Usually I’m all about the quick and easy recipes, like my Easy Tex-Mex Potatoes or my Easiest Ever Orange Crush Slushie. Every now and then though, I share a recipe that might take a bit longer, but is worth it! This Ultra-Creamy Hummus recipe is one of those recipes! It actually doesn’t take that long, as I just dump all the ingredients in the blender and zap it and it’s done, but getting the main ingredient ready, well that’s another story!
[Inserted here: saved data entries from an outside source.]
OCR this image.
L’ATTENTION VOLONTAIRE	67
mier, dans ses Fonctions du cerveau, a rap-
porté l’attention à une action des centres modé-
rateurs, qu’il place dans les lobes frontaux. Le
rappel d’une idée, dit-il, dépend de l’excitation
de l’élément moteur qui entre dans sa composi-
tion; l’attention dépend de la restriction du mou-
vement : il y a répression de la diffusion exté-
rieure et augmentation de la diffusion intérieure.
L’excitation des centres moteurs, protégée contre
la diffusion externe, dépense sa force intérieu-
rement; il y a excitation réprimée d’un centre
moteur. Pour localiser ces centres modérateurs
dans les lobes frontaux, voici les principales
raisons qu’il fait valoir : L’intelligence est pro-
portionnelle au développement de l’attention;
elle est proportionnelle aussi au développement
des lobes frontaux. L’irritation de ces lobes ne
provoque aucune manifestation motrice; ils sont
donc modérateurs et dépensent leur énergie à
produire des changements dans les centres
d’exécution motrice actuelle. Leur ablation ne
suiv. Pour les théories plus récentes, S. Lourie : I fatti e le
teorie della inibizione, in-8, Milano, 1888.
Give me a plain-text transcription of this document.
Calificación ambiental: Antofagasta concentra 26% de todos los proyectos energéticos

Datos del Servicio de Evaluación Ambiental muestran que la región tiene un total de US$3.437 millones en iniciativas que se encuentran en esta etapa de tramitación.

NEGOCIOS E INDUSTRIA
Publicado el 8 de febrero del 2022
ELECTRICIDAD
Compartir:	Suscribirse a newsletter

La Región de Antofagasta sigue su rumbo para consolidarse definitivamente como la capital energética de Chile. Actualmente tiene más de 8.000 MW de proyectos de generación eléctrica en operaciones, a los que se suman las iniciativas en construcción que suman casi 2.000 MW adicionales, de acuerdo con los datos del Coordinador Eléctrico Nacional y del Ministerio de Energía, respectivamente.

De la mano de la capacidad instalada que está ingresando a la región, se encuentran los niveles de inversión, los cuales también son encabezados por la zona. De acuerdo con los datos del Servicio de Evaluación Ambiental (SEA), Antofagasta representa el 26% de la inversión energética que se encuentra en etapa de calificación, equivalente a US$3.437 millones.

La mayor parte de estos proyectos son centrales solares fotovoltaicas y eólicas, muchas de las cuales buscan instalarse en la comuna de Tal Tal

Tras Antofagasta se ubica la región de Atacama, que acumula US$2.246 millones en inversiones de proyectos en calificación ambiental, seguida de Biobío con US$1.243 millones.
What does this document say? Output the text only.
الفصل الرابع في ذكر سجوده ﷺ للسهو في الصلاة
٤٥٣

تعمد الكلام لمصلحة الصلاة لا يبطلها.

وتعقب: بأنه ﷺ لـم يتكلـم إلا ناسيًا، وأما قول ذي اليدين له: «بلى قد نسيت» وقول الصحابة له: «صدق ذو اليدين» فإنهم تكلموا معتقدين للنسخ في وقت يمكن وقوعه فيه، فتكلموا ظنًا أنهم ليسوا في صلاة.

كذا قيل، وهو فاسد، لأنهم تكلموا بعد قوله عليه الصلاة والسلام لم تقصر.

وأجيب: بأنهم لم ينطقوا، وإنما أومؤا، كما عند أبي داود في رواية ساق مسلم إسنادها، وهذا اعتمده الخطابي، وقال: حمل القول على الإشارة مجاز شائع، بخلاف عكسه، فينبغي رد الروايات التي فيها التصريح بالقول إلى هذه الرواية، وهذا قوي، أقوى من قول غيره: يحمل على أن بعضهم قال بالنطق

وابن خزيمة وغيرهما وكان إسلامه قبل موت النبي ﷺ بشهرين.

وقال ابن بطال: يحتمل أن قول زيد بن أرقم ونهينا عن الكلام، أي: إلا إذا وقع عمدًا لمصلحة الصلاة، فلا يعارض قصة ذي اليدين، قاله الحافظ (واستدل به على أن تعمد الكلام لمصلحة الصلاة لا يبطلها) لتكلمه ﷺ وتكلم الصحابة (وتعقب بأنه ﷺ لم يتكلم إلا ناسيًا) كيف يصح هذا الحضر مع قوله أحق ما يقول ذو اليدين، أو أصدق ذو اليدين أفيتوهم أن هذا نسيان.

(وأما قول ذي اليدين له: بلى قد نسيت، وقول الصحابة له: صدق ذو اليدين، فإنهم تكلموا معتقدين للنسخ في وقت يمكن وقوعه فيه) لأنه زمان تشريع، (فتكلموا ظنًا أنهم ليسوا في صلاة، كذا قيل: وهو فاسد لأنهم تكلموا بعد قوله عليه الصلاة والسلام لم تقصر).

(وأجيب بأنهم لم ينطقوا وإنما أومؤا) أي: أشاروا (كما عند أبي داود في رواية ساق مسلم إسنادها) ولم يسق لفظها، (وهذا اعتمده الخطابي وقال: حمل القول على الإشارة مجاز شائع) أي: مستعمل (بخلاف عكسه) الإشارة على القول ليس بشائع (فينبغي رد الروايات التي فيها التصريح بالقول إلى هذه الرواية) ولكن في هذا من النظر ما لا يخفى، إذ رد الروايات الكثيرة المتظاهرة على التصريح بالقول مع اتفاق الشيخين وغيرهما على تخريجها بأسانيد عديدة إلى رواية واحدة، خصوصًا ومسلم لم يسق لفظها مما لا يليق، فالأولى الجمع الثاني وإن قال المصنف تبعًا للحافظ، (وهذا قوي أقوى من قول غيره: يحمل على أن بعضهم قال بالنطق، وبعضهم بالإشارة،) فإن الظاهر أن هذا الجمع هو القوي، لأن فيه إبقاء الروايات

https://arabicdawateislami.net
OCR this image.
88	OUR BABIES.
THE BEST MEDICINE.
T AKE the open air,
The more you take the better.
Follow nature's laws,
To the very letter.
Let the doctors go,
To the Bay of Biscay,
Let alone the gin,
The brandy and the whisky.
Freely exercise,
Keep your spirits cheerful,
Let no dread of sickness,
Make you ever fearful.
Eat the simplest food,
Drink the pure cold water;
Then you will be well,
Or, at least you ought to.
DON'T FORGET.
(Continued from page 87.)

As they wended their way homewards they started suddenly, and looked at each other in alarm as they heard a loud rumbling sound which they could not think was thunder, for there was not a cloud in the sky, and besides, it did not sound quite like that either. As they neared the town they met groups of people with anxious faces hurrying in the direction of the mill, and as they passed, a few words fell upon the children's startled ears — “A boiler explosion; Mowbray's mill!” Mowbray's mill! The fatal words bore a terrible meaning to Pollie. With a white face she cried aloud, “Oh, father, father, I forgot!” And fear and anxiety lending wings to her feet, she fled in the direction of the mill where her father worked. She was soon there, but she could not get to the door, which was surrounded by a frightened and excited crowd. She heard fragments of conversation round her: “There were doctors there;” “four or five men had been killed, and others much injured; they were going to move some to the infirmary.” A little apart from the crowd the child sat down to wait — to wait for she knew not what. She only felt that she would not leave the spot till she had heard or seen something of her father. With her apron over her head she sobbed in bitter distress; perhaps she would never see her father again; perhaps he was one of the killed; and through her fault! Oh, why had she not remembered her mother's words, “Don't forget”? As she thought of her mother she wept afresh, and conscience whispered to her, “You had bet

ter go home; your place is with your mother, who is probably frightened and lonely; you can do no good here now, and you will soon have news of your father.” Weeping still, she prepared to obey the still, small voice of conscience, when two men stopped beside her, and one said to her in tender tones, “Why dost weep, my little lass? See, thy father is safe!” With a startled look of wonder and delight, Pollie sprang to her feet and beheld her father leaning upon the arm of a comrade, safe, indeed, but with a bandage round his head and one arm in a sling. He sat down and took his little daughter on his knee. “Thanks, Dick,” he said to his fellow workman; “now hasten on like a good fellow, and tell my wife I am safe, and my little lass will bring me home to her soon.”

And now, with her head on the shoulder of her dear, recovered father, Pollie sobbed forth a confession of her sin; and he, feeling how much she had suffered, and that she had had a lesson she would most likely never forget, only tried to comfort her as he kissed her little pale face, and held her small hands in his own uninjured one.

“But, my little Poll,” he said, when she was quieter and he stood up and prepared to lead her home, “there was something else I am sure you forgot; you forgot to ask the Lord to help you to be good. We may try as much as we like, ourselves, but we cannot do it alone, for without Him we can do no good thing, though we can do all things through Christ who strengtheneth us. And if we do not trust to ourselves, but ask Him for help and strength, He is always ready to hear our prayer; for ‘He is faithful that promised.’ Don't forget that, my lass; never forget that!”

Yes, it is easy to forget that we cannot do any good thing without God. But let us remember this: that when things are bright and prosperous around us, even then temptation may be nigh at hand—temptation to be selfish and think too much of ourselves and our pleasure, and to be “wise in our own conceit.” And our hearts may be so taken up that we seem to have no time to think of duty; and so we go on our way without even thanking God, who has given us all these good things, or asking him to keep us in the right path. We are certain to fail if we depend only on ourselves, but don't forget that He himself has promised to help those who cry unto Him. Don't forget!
The secret to this hummus? PEELED CHICKEPEAS. I know, I know, when I first came across the concept, I was all huh? Peeling chickpeas? Can chickpeas even be peeled? But it refers to removing the cellulose-based ‘skin’ on the chickpea. It’s that cellulose skin that makes hummus so grainy, and removing it makes the hummus ultra-creamy and smooth.
Peeling chickpeas is one of those tasks that you just can’t hurry. You can stand at the kitchen sink with the chickpeas in a bowl of water, and just zen out removing them one by one. As one of my friends said, it’s actually a meditative task. It forces you to slow down and calm down and just be in the moment. I don’t always peel my chickpeas, but when I do, I definitely feel more peaceful!
So, try it yourself! Peel those chickpeas and give yourself a few minutes of zen!
The extra step in this recipe makes the finished product ultra-smooth and extra creamy!
- 1 can chickpeas (1 1/4 c)
- 1/4 c. tahini
- 1/8 c. lemon juice (fresh is best)
- 1 tbsp. balsaminic vinegar
- 1/2 tsp. salt
- 1/3 c. water
- 1 clove garlic
Rinse chickpeas and peel off skins. Throw away skins.
Place chickpeas in blender along with rest of ingredients and blend.
If you like thicker hummus, use less water, or none at all. Make it to your specifications!
I used canned chickpeas because I just find it easier, but you could also boil your own. And, as I said, you don’t have to peel the chickpeas. It just makes the recipe that much creamier!
I serve hummus with veggies sticks and pita, as that’s how I ate it growing up, but it would be lovely served with some fresh falafel or tabbouleh salad! You do you, boo!
Next Post: Not sure yet. Maybe something decadently rich and creamy? But in healthy-sized portions, because I’m still trying to lose that baby weight. (She’s totally worth it, btw!)
I gave this recipe a try today and it was delicious. Figuring out how to peel the peas was not easy. I didn’t realize you must cook them first and kept walking past them trying to peel them as they soaked for two days. Finally, I gave up and cooked them and as if by magic, the skins fell off as I rubbed them!
I didn’t have any tahini in the cabinet so I added more garlic. Made sense to me. No such thing as too much garlic. Next time I will buy some tahini and use it but I liked it the way it turned out. Plus, it was much better than any I have bought at the store.
Yay! I’m so glad it worked out! I wrote you a reply on The Prudent Homemaker, but as of writing this comment it wasn’t published yet. I actually said just what you did, to cook them. And isn’t amazing how creamy it gets without the peels? Did you find peeling them meditative? And I’m impressed that you didn’t use tahini and it turned out great. Am so pleased that you liked it! (And yes, moar garlic fixes everything!)
I was surprised by how creamy they were without the peels. The store brand I buy is creamy, which is why I liked it better than mine, but I wonder if there is a factory machine that removes the skins? There must be an expensive machine being used because it was much cheaper making my own.
No, I didn’t find removing the skins meditative but considered it tedious. Next time I will drag the computer to the table and watch cat videos on youtube.
Tedious, really? I thought it would be too, but found that it made me slow down and relax. I guess you’re just relaxed already! But I’m glad that you enjoyed the creaminess of it! (And cat videos are the best!)